The baseball season is over and the Gints [sic] of San Francisco, with a different no-name team than the one that won the championship two years ago, swept aside the Detroit Tigers. The team that crushed the Yankees in four were themselves crushed in four. I barely had time to blink. I didn't even have Tim or Jim over. Poof. Over. Blah.
For a time I wondered if the Tigers, with mucho muscle in the middle of the lineup, would surrender the way the Dodgers surrendered to the Orioles in 1966: without scoring a run in the final three games. But then Miguel Cabrera hit a fly ball to right field that carried over the fence for a 2-1 lead, their first lead of the Series. “Was this what the Tigers needed?” I wondered. “A sense that God is on their side?” If it was, it didn't last. Three innings later, Buster Posey, he of the 12-year-old face, went deep the other way for a 3-2 SF lead. Four batters later (two Giants, two Tigers), Delmon Young tied it up, 3-3.
And that's how it stayed. The Giants got lead-off men on in the 7th and 8th but never brought them around. The Tigers got the lead-off man on in the 8th, with the meatiest part of a meaty lineup coming up, but they got shot down by Jeremy Affeldt, a journeyman remade in San Francisco into a premiere set-up man. Affeldt faced Cabrera, Fielder and Young and struck them all out. It was a Carl Hubbell moment. In 10 games and 10.1 innings this post-season, Affeldt has allowed five hits, no runs, and struck out 10. Fans in KC must be wondering who the fuck this guy is.

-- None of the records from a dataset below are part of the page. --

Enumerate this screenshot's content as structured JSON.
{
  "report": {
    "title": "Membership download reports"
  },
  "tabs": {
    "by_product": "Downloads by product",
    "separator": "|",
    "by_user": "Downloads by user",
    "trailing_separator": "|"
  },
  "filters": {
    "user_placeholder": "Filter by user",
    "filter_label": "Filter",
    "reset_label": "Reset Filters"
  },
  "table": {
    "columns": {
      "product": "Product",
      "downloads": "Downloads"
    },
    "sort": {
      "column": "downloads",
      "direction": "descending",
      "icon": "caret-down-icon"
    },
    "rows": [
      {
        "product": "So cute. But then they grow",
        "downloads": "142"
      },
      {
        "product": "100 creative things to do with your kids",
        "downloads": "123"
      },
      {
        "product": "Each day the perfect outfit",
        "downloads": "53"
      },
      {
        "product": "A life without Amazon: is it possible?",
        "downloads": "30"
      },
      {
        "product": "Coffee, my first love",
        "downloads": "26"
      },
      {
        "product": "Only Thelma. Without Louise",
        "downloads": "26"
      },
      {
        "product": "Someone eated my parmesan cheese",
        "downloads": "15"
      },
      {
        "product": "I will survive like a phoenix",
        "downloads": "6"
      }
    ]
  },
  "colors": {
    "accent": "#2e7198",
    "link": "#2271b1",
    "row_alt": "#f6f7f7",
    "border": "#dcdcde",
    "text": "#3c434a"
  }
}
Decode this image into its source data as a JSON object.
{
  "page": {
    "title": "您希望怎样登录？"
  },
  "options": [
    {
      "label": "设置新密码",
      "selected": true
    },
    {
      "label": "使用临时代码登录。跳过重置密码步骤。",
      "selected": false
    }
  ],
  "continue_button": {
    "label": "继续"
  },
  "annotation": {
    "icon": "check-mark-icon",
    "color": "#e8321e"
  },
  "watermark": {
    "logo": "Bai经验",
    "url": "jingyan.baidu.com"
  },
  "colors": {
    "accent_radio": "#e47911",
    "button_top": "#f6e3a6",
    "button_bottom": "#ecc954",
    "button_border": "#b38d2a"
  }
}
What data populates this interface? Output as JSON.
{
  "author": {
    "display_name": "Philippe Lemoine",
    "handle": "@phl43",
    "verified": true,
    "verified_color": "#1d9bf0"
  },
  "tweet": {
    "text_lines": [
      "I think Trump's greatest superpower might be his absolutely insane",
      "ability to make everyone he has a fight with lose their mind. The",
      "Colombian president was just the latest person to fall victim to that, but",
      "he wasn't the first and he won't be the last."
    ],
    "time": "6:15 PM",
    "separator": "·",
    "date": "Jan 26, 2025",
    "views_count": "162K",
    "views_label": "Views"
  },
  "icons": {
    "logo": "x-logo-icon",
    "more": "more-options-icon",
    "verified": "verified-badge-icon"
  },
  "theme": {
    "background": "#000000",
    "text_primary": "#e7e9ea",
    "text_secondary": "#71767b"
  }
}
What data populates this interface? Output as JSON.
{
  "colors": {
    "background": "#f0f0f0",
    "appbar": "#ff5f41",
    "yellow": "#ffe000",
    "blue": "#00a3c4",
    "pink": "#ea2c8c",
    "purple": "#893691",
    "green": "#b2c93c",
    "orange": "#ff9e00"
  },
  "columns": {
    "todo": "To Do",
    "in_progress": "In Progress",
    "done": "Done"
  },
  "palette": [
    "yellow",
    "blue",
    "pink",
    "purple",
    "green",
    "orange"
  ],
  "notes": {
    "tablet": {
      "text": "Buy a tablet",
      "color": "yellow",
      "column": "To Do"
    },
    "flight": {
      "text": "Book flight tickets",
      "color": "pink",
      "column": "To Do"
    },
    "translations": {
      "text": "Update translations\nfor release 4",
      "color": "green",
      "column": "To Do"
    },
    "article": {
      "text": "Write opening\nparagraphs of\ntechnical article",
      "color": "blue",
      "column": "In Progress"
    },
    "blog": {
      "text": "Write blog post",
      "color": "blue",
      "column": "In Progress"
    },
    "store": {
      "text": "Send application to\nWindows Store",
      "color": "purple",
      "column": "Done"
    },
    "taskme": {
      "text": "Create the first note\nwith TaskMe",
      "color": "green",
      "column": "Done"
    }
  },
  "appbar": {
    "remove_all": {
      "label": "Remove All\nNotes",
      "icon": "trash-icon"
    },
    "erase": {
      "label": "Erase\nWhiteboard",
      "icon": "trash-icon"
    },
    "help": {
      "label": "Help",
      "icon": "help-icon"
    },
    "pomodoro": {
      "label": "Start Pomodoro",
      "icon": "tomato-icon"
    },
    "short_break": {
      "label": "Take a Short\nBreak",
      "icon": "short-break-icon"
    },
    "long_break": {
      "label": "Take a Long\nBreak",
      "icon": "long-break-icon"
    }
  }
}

In the top of the 9th, the Tigers' Phil Coke matched him: 3 up, 3 Ks. But in the 10th, with two outs and a man on second, Coke was forced to face Marco Scutaro, another journeyman (10 years, .276 BA, .731 OPS), remade at trade deadline in San Francisco (.362 BA, .858 OPS), and again in the postseason (.328 BA); and of course Marco Scutaro, who surely has the most musical name in baseball, lined a single to center to make it 4-3. In the bottom of the 10th, against Sergio Romo, the new bearded wonder in SF, Austin Jackson struck out swinging, Don Kelly struck out swinging, and Miguel Cabrera, the best hitter in baseball, the first Triple Crown winner in a generation, struck out looking to end it. God doesn't choose sides after all.